By Lana Mitchell
Much of the popularity of Scientology is based on the intrigue and mystic of the OT levels – and a person’s desire to discover and build on their own abilities as an operating thetan.
As a Clear, I had my own certainty on what I could do, and what my future was influenced by.
As an OT, I have an ever-increasing understanding of the power of the postulate, and my whole view of life has changed.
When I completed OT 2, one of my realizations was that when I now make a postulate, the counter-push, or counter-effort that had seemingly always occurred immediately afterwards, was gone. As a simple example — a postulate that the day is going to go well, would earlier always be immediately countermanded by an idea that that would not be the case, and of course, right on cue, things would not go as planned, with a child’s tantrum, a flat tire, or some random action that made the day less than desirable.
Once I started NOTs, my adventures regarding postulates took on a whole new level that I had never anticipated. Each one could be called an OT “win” but interestingly, they occur so often that it is a misnomer. A better description would be that my day to day life has intrinsically changed and now the game has lifted to constantly creating new games, with more randomity, more challenge, and to a degree, more risk, and using postulates on a continuing basis to play that new game.
Just a few days ago I was handed a problem to get a precious package worth over $800, located 1 ½ hours South of my location, couriered to another Northern rural location 1 ½ hours away, when there was no time to use post or professional courier services. There was no option for failure, and postulates just came into play. The package just happened to unexpectedly be only 30 minutes away with a 3rd person, who obliged and drove it to my door.

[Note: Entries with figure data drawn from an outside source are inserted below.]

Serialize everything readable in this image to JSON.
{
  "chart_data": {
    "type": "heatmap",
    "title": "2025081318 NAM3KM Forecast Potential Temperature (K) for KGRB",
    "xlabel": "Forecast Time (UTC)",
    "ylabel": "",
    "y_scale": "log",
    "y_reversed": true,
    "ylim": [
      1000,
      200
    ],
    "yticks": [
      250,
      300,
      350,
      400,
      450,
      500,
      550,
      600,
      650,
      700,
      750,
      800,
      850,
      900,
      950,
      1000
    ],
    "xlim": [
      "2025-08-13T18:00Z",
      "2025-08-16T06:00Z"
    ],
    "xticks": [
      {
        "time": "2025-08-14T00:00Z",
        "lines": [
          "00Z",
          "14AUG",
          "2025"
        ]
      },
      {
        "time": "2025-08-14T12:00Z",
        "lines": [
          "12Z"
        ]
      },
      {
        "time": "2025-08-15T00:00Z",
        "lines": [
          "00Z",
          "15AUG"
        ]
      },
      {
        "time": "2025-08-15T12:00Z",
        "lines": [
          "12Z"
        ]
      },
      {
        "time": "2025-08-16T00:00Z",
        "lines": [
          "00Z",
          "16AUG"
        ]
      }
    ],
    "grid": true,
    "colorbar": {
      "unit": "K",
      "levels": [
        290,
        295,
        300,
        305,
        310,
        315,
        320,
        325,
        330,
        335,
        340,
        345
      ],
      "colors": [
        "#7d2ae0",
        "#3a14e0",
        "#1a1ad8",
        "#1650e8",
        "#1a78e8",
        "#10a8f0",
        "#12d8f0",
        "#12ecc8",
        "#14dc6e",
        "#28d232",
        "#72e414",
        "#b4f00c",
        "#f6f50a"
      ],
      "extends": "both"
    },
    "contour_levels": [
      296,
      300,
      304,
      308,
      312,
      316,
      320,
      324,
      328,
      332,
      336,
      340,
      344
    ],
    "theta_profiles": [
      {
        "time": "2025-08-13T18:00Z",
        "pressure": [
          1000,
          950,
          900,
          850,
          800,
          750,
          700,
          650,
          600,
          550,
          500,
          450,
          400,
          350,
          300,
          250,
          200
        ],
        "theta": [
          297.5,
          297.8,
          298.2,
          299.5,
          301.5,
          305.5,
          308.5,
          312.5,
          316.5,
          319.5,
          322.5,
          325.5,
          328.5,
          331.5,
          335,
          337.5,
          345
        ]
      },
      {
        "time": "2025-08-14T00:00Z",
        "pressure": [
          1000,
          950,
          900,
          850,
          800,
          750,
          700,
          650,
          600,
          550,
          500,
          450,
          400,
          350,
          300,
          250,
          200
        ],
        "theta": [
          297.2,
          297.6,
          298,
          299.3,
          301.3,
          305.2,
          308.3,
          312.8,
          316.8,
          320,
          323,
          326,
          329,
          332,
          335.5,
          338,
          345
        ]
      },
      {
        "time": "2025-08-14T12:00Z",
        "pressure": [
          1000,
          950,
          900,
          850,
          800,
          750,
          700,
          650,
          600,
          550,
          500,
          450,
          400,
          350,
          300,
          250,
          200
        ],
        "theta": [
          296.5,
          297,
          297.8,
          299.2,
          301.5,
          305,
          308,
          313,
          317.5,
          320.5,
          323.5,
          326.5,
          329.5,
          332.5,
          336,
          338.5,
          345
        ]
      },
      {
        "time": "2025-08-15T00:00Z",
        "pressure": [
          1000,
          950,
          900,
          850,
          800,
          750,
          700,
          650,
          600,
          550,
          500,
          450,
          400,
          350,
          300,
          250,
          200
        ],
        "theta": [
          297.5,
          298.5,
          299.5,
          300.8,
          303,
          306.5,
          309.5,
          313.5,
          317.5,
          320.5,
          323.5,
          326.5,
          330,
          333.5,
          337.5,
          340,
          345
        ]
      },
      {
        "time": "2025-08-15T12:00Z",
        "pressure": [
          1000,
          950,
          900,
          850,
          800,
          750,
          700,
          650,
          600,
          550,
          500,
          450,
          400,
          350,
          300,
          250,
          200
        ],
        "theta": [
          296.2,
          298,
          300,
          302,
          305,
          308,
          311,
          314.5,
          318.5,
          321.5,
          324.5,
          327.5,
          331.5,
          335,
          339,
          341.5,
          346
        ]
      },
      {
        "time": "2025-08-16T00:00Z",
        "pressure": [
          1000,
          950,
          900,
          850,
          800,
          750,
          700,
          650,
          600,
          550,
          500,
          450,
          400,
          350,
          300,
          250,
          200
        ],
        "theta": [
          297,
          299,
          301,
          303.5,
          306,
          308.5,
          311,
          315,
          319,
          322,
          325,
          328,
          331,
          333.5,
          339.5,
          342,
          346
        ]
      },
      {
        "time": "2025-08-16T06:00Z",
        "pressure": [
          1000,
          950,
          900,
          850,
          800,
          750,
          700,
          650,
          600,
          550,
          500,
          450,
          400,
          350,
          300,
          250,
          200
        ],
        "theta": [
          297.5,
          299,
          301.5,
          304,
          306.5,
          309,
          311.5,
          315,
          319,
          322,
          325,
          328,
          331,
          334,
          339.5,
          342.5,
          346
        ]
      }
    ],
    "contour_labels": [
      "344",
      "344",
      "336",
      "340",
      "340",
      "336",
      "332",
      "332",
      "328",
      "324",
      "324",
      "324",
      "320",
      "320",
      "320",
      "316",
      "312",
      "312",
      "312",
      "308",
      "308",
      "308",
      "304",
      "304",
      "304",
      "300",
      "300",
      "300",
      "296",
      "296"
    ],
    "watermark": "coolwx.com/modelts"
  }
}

I was unable to drive the item myself (just one of the restrictions when you have a young family who are expecting dinner on the table), so I decided that I needed to find a trusted teen who could drop everything and courier the package for me. I had an idea/picture of who I wanted to do it, however I had not spoken to the teen (ever) and had not seen his father for almost a year (though he lives in my local village). I drove to the village and there was the teen’s father standing outside his house, seemingly just waiting for me to show up. I asked and yes, his son could do the job. Less than an hour later the package was on its way. If I had tried to count up the number of problems or issues that could have popped up (and didn’t) it would have been longer than my arm – but instead, it just went seamlessly, and I had to remind myself that this is actually not what most people would consider “normal”.
Another recent example is the organization of a 5 day conference, which was handed to me 4 weeks ago, and which I have worked on heavily and am now on Day 3 of delivering (with nothing but rave responses). I have come to know my own capabilities and skills as an OT, but I still find it kind of funny that few know or understand what is behind the competence and efficiency that others observe and constantly comment on.
I don’t write this as some sort of horn tooting, as frankly my own postulates do not require the confirmation, validation or approval of others. They just work. But I think it should be said regularly and routinely that being OT is not “normal”, and I think many people, particularly those who have had these skills for a long time, have forgotten or invalidated some of their OT abilities – and this really should not be done.
The power of the postulate is only hampered by our own views and considerations on it.As that is the power of the postulate.
And I think that cannot be repeated enough.